“Mixed-race people are inside outsiders and outside insiders”- Dr. Curtiss Takada Rooks.
Dr. Rooks, of Japanese and African American descent, is an educator on mixed-race studies, provides a focus on Asian American multiracial identities, and is an advocate for mixed-race people. He is one of many inspirational trailblazers in the space of understanding the intricacies and complexities of the identities of multiracial communities.
I am a monoracial Black African woman writing this blog. I have been raised in multicultural Canada and have been exposed to many beautiful cultures, including Punjabi, Filipino, Caribbean, Indigenous, and many others. However, I realize that I haven’t given enough mental space to seeking to learn more about mixed-race identities. Looking back, I recognize that I had this expectation for mixed-race people to “pick a side.”
My ignorance became astonishingly clear when I met my close mixed-race friend. I remember particularly looking forward to learning about his background during the early days of our friendship. He had (well, has) an ambiguous phenotype, and I couldn’t quite pinpoint where he came from. At some point during one of our hangouts, without a second thought, I asked, “So, what are you? What do you identify as?” A dreadful question that he had been expecting and will continue to expect from other people for the rest of his life.

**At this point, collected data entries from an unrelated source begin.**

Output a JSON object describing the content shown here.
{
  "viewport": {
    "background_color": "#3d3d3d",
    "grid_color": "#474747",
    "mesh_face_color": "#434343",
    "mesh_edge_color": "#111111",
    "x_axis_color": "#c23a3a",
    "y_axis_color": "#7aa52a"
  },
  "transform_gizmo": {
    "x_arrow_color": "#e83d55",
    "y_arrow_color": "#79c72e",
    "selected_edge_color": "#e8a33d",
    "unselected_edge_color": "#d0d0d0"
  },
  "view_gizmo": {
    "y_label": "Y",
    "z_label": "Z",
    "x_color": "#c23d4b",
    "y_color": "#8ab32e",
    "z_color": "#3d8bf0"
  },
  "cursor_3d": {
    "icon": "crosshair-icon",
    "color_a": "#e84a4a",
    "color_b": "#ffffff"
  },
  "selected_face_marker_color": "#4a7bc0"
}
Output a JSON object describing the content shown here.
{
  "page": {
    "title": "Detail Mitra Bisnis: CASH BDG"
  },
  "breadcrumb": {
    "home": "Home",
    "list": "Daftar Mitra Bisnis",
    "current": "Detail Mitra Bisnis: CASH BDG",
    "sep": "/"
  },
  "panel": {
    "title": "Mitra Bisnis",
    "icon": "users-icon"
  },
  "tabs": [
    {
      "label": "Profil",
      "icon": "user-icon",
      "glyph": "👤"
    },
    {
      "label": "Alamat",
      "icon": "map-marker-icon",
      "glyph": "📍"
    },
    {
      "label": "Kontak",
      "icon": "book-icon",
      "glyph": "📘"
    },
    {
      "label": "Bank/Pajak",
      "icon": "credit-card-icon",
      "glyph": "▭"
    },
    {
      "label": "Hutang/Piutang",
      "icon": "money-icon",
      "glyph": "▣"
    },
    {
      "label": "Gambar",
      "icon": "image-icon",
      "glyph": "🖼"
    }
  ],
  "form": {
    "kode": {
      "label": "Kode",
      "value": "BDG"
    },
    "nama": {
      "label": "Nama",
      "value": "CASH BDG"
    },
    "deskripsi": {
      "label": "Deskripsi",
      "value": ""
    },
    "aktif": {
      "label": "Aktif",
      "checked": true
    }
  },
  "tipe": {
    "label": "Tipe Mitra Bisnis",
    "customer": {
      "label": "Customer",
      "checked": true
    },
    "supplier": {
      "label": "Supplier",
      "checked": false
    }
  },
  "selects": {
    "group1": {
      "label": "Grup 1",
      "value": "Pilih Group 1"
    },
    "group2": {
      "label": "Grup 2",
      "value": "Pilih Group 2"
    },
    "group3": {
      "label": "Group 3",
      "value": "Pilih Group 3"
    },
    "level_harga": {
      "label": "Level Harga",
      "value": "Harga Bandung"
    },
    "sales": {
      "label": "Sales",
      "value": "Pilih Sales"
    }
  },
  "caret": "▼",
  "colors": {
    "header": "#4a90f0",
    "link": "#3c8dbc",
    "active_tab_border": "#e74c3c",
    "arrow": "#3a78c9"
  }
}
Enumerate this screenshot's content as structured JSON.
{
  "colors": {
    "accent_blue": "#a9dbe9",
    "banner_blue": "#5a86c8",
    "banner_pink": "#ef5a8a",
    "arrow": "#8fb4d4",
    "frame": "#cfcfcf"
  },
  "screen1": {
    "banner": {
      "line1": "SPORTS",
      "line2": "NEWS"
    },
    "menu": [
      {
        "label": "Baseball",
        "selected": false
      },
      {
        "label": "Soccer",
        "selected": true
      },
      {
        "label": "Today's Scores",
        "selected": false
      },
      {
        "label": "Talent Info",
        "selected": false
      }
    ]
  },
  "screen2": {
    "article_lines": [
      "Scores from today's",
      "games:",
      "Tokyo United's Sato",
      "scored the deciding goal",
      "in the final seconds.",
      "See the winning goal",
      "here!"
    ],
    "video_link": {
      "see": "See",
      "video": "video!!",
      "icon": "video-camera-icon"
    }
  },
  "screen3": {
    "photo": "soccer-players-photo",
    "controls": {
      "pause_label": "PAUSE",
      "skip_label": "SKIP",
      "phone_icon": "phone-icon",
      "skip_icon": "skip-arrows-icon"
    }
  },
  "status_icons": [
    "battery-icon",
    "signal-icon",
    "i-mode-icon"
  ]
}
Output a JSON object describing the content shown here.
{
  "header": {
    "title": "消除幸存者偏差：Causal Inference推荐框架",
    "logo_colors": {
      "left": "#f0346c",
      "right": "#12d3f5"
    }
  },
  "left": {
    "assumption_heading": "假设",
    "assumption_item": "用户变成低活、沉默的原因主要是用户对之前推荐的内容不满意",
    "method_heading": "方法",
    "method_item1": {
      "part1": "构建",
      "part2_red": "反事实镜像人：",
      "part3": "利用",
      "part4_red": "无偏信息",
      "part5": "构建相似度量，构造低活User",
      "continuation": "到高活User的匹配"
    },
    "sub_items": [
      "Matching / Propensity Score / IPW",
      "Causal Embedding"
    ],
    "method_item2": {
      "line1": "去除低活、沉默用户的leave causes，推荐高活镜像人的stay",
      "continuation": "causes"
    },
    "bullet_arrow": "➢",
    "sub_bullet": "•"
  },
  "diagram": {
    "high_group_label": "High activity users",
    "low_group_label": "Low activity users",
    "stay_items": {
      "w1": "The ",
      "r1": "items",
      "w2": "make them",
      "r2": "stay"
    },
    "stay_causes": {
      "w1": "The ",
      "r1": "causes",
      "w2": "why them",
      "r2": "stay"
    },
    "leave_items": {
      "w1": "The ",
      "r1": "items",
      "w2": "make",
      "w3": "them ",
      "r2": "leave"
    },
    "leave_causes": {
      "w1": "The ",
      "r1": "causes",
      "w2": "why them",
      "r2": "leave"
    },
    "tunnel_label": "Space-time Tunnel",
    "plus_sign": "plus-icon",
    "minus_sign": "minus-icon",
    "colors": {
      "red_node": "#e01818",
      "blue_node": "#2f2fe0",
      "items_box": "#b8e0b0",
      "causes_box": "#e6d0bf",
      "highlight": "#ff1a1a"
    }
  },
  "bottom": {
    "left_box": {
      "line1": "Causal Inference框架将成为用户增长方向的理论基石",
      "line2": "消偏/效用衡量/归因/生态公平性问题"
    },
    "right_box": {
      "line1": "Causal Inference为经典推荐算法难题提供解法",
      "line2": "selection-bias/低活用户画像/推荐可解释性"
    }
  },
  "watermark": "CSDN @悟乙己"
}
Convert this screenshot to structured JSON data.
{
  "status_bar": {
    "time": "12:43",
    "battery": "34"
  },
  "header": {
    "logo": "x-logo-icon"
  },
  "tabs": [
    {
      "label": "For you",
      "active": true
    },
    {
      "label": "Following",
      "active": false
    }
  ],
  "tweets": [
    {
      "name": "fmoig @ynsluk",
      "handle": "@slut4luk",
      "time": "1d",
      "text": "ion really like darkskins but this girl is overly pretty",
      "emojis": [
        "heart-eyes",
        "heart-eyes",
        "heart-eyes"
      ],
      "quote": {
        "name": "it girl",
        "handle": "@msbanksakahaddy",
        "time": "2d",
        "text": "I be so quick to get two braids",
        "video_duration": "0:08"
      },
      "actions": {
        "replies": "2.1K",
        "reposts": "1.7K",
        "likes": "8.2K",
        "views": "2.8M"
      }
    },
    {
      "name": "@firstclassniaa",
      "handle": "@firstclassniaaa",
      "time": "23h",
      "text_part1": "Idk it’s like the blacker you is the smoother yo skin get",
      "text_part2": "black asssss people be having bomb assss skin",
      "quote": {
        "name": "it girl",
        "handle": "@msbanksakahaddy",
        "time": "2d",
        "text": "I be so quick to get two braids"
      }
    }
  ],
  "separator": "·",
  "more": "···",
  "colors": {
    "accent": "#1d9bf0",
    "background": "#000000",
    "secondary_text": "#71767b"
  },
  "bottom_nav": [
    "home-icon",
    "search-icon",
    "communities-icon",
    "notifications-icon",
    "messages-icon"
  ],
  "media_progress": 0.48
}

He stood there uncomfortably, not knowing how to answer me, a monoracial Black African woman standing in front of him, and he said nervously, “Black?” I realized, gauging his visible discomfort with both the question and the answer, that maybe I had done something wrong. Maybe “Black” wasn’t something he was comfortable identifying with, so I wondered if “Indian/Brown” was something more comfortable for him. Or maybe that's wrong too; maybe it’s neither, or perhaps it’s both. He is Indo-Afro Caribbean along with other racial groups—he is mixed.
Through the wonderful years that we have been friends, I have been privy to, through both proximity and conversation, what the Indo-Afro experience entails. I have been privileged enough to unravel, break down, and challenge my initial expectations and biases with the help of my friend and other mixed-race advocates and figures. I want to encourage monoracial people and non-mixed people to create space for mixed-race individuals to simply be. To understand that being mixed-race is, in itself, an identity. We can live in a society where you don’t have to pick just one race on a background checkbox. A society where dualities can exist, where one can embody not only two but three or more racialized identities. A society where mixed-race identities simply are.
I want to end this blog with Dr. Rooks’s quote from his article, “Reflections on Being Mixed, but Not Mixed Up”:
“My mother was Japanese. My father was Black (African American). My father was Black. My mother was Japanese. I am Black. I am Japanese. I am both. I am Japanese. I am Black. I am both.”